Greenpeace-Aktivistinnen und Aktivisten protestierten in Bremerhaven mit einem Schlauchboot, das ein Banner mit der Aufschrift „Stop War Games, save Peace!“ trägt. „Diese Kriegsübung ist eine gezielte Machtdemonstration und Provokation gegenüber Russland,” sagt Christoph von Lieven, Sprecher von Greenpeace Deutschland. Die Bundesregierung solle die Teilnahme am Manöver umgehend stoppen.
Auch in Sachsen-Anhalt hat die Friedensinitiative „Offene Heide“ bereits erste Gegenaktionen zum Nato-Großmanöver geplant. Und der Wehrbeauftragte des Deutschen Bundestags, Hans-Peter Bartels (SPD), hatte erst kürzlich im Tagesspiegel-Interview darauf hingewiesen, dass es aufgrund der Größenordnung von Defender 2020 durchaus zu Friedensdemos wie in den 80er Jahren kommen könne.
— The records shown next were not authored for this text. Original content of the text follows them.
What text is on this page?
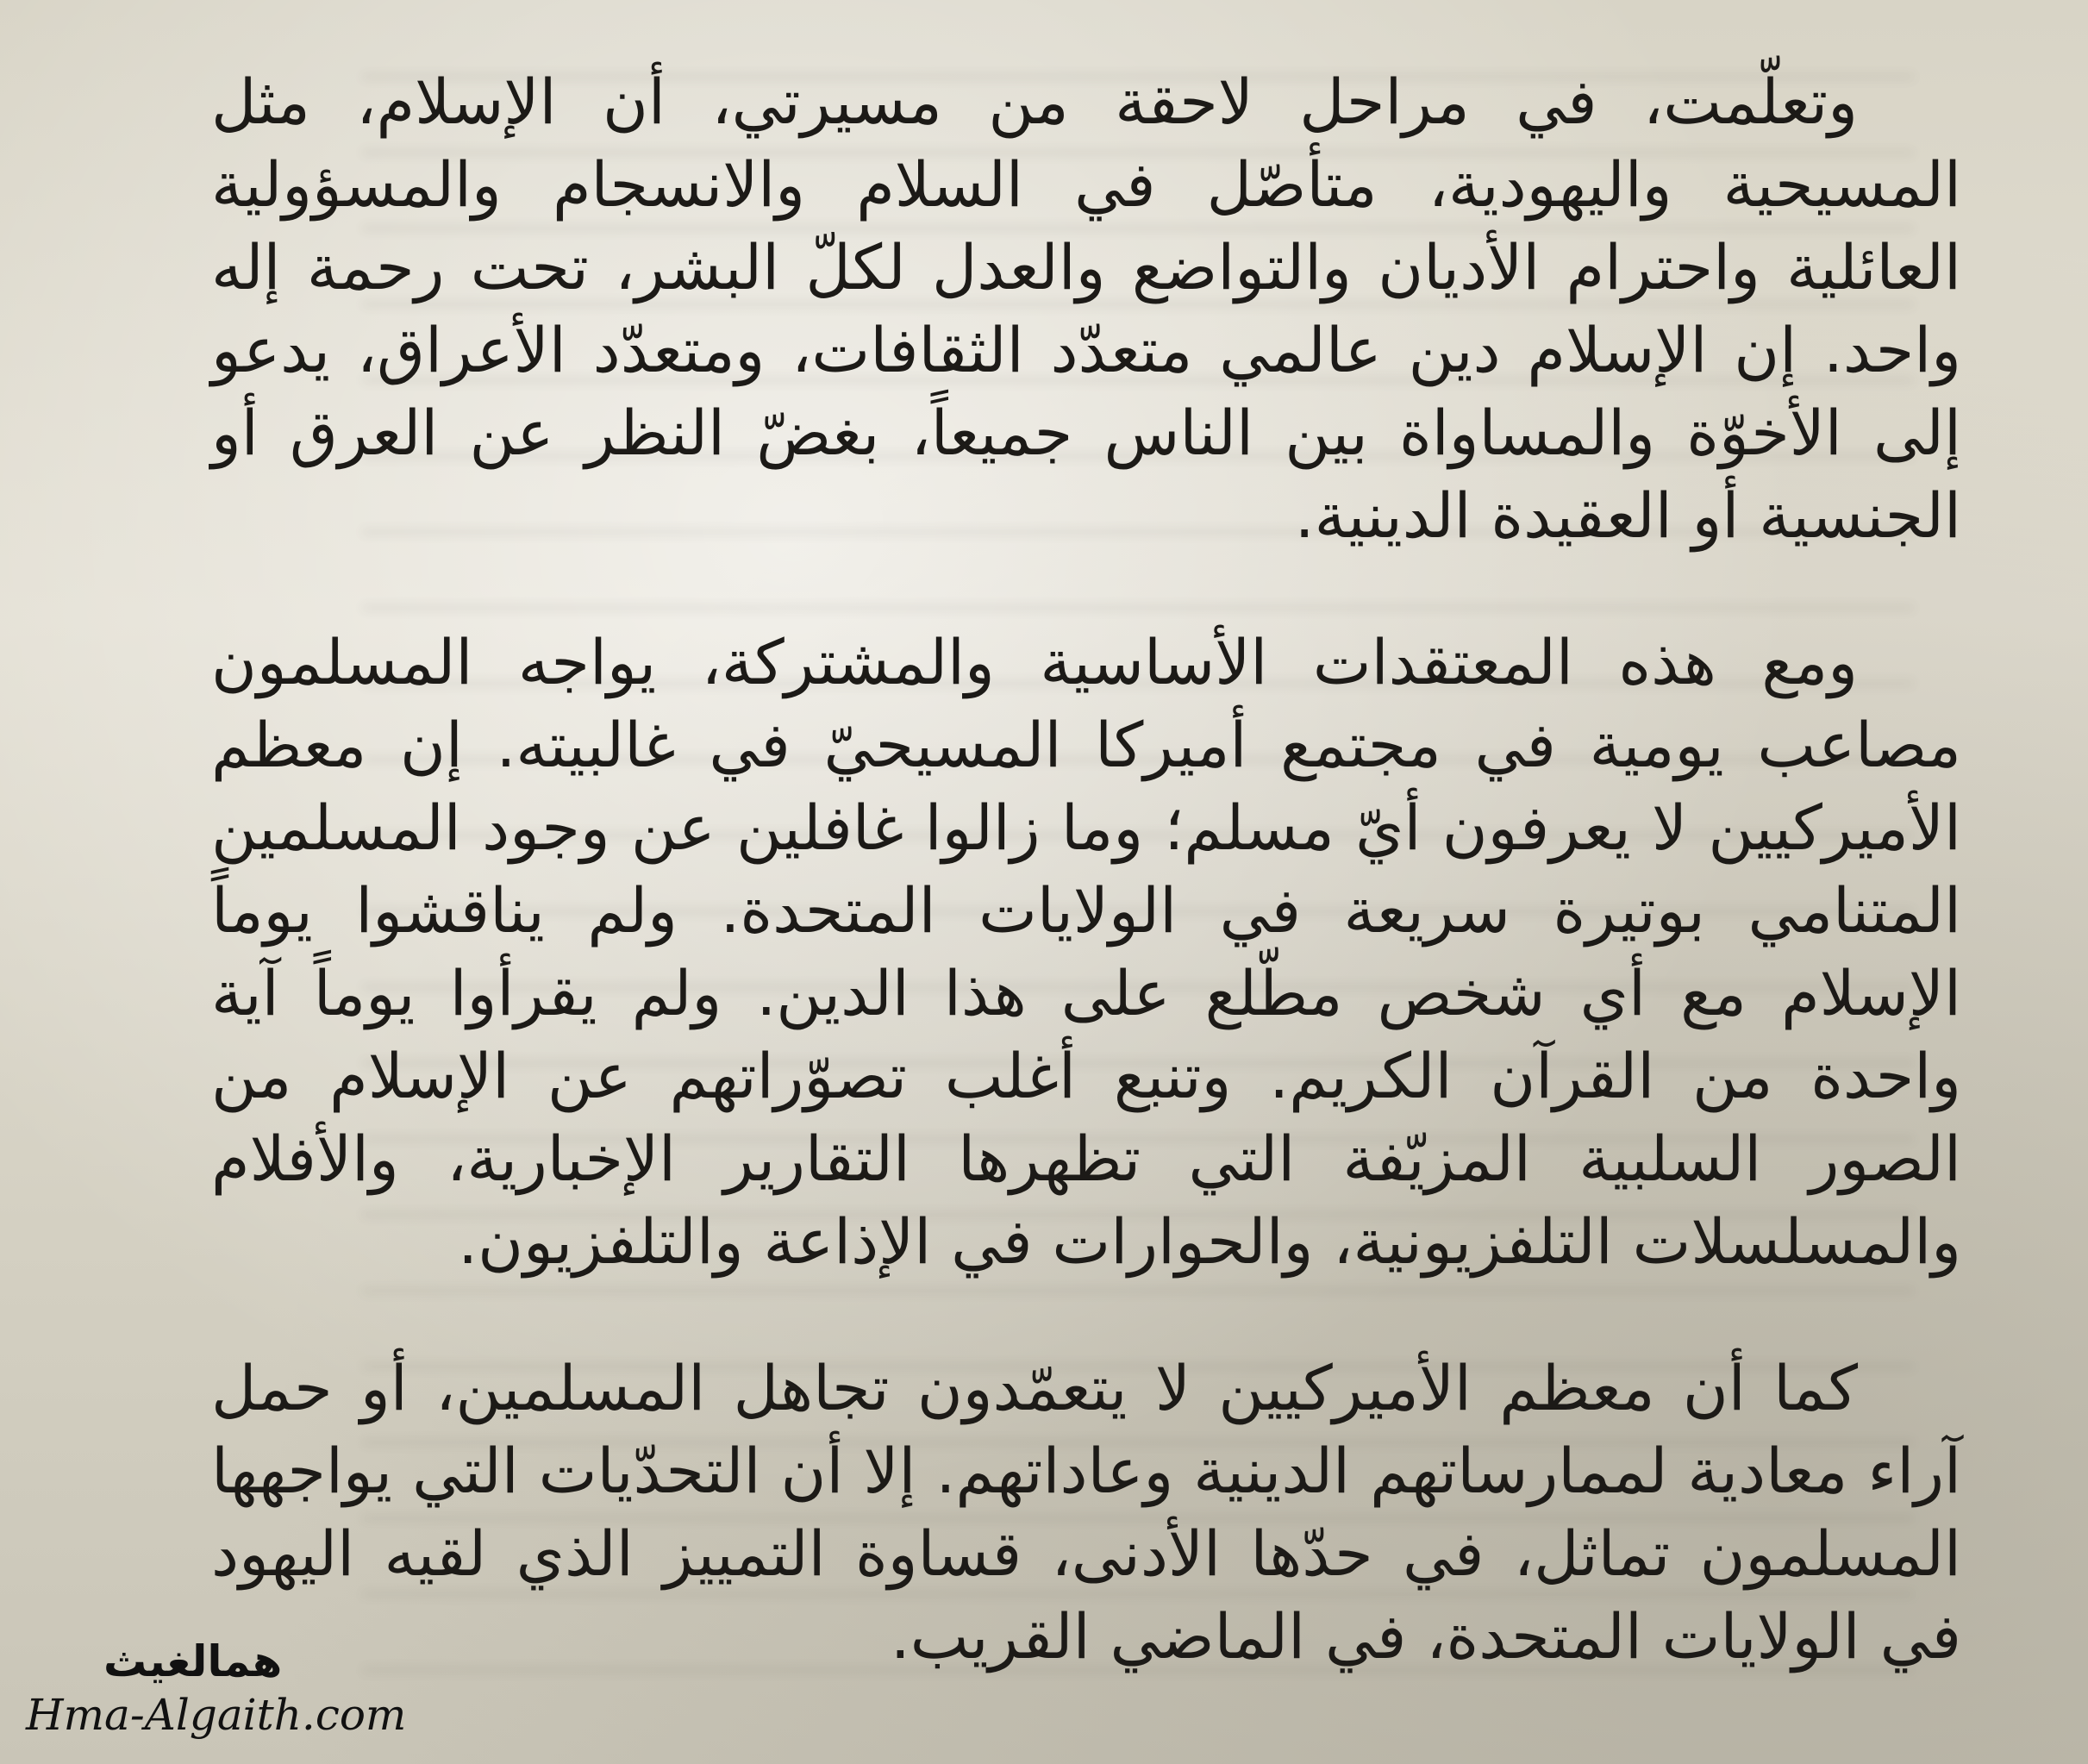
وتعلّمت، في مراحل لاحقة من مسيرتي، أن الإسلام، مثل المسيحية واليهودية، متأصّل في السلام والانسجام والمسؤولية العائلية واحترام الأديان والتواضع والعدل لكلّ البشر، تحت رحمة إله واحد. إن الإسلام دين عالمي متعدّد الثقافات، ومتعدّد الأعراق، يدعو إلى الأخوّة والمساواة بين الناس جميعاً، بغضّ النظر عن العرق أو الجنسية أو العقيدة الدينية.

ومع هذه المعتقدات الأساسية والمشتركة، يواجه المسلمون مصاعب يومية في مجتمع أميركا المسيحيّ في غالبيته. إن معظم الأميركيين لا يعرفون أيّ مسلم؛ وما زالوا غافلين عن وجود المسلمين المتنامي بوتيرة سريعة في الولايات المتحدة. ولم يناقشوا يوماً الإسلام مع أي شخص مطّلع على هذا الدين. ولم يقرأوا يوماً آية واحدة من القرآن الكريم. وتنبع أغلب تصوّراتهم عن الإسلام من الصور السلبية المزيّفة التي تظهرها التقارير الإخبارية، والأفلام والمسلسلات التلفزيونية، والحوارات في الإذاعة والتلفزيون.

كما أن معظم الأميركيين لا يتعمّدون تجاهل المسلمين، أو حمل آراء معادية لممارساتهم الدينية وعاداتهم. إلا أن التحدّيات التي يواجهها المسلمون تماثل، في حدّها الأدنى، قساوة التمييز الذي لقيه اليهود في الولايات المتحدة، في الماضي القريب.

همالغيث
Hma-Algaith.com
Sollte es in Deutschland tatsächlich zu Protestaktionen kommen, sieht man das bei der Bundewehr nicht als Problem. Proteste seien völlig in Ordnung, „solange sie geordnet und im Rechtsrahmen ablaufen“, sagte Generalleutnant Schelleis.
Laut dem Online-Militärfachmagazin „Breakingdefense“ werden sich die Kosten allein in den USA für die Truppen- und Materialverlegungen auf etwa 340 Millionen Dollar belaufen. Die hohen Kosten für Militärübungen waren auch schon Ende der 80er-Jahre bei den Reforger-Manövern ein großes Thema. Damals kamen jedoch auch zahlreiche Verkehrsunfälle hinzu: 1988 etwa wurden allein in Bayern beim Herbstmanöver 361 gezählt. Es gab 35 Schwerverletzte und sechs Tote.